Hofmann: She not only ensures a good atmosphere, but also helps everyone to think outside the box. Because she is an alien among humans. She perceives things differently and sees everything we do from a different perspective. And because she's a very strong communicator, you can also see that she develops her own feelings about things. That's exciting.

Lindholm: She also helps us structure our daily lives. When she wasn't around, we would just keep working, without pause. We didn't realize it was noon, we didn't realize it was getting dark outside. Our dog now makes us aware of that. That is immensely helpful in not losing sight of a certain form of life.

Finally, I'd like to talk again about where you actually locate yourself within the independent theater and performance scene. As an artist duo, you intervene concretely in reality, but at the same time you pursue extremely high standards of complexity and aesthetics. Kathrin Tiedemann, the director of the FFT Düsseldorf, wrote about you a few years ago: "Hannah Hofmann and Sven Lindholm are too much artists to be activists. At the same time, they are not enough theater makers to be satisfied with purely symbolic actions in the stage space." Do you recognize yourselves in this description?

Hofmann: I wouldn't say that we are art activists; we don't follow any particular ideology or politics, so we don't have an agenda in that sense. There are now many different definitions of these categories, but in principle I believe that, luckily, artistic engagement is allowed to be insanely complex, while activism is really about clear statements, messages and goals. That's where I see a big difference with the work we do. And the second question – whether we are theater makers or not – maybe time will tell.

Lindholm: I would emphasize what Hannah says. Activism is motivated by a clear critique of something and has the clear goal of solving the problem. We, on the other hand, see ourselves much more as people who make social phenomena visible through alienation, through re-functioning or decontextualization, who expose them and place them at others’ disposal. If something social is brought about by this, we would of course be the last to think that this is not of interest. But it is not central to our work. It's not something we want to produce, but something that can, at best, come about.
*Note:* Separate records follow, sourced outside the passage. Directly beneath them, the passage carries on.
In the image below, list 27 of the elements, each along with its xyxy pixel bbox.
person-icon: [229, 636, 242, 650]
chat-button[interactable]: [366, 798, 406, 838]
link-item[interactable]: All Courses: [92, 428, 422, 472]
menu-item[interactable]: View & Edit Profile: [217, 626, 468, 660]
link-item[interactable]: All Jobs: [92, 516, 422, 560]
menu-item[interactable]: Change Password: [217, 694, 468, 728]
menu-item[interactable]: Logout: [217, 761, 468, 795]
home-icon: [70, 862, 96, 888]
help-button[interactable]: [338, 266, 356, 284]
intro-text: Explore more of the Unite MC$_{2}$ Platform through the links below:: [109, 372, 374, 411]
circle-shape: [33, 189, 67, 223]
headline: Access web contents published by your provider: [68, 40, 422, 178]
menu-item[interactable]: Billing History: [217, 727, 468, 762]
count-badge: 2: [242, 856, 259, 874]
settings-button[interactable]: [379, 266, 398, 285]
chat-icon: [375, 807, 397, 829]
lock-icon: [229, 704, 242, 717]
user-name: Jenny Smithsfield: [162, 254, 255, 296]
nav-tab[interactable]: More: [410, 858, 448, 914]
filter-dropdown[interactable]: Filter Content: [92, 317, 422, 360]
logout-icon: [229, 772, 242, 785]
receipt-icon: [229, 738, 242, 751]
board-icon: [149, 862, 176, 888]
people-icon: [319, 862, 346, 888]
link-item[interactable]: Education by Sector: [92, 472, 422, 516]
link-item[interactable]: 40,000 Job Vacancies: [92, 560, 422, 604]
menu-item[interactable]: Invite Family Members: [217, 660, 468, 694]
You founded your label Hofmann&Lindholm in 2000, after studying applied theater in Giessen, so you've been working together for over 20 years. In conversation, you seem incredibly harmonious. Are there actually conflicts in the conception of your projects?

Lindholm (laughs): The whole collaboration is a conflict, right from the start!

Hofmann: We're not a collective of three or four or five people who can make majority decisions if required, there’s just the two of us – which means we always have to find a consensus. And that almost always means conflict. At the same time, there has never been any question of doing individual projects. Time and again, it turns out that we work best together.

How do you get from a concrete conflict to a joint artistic solution?

Hofmann: At some point, we actually established a rule. If one of us says, "I'm certain", then that's how it's done. And we've been trying to handle this sentence with appropriate care ever since.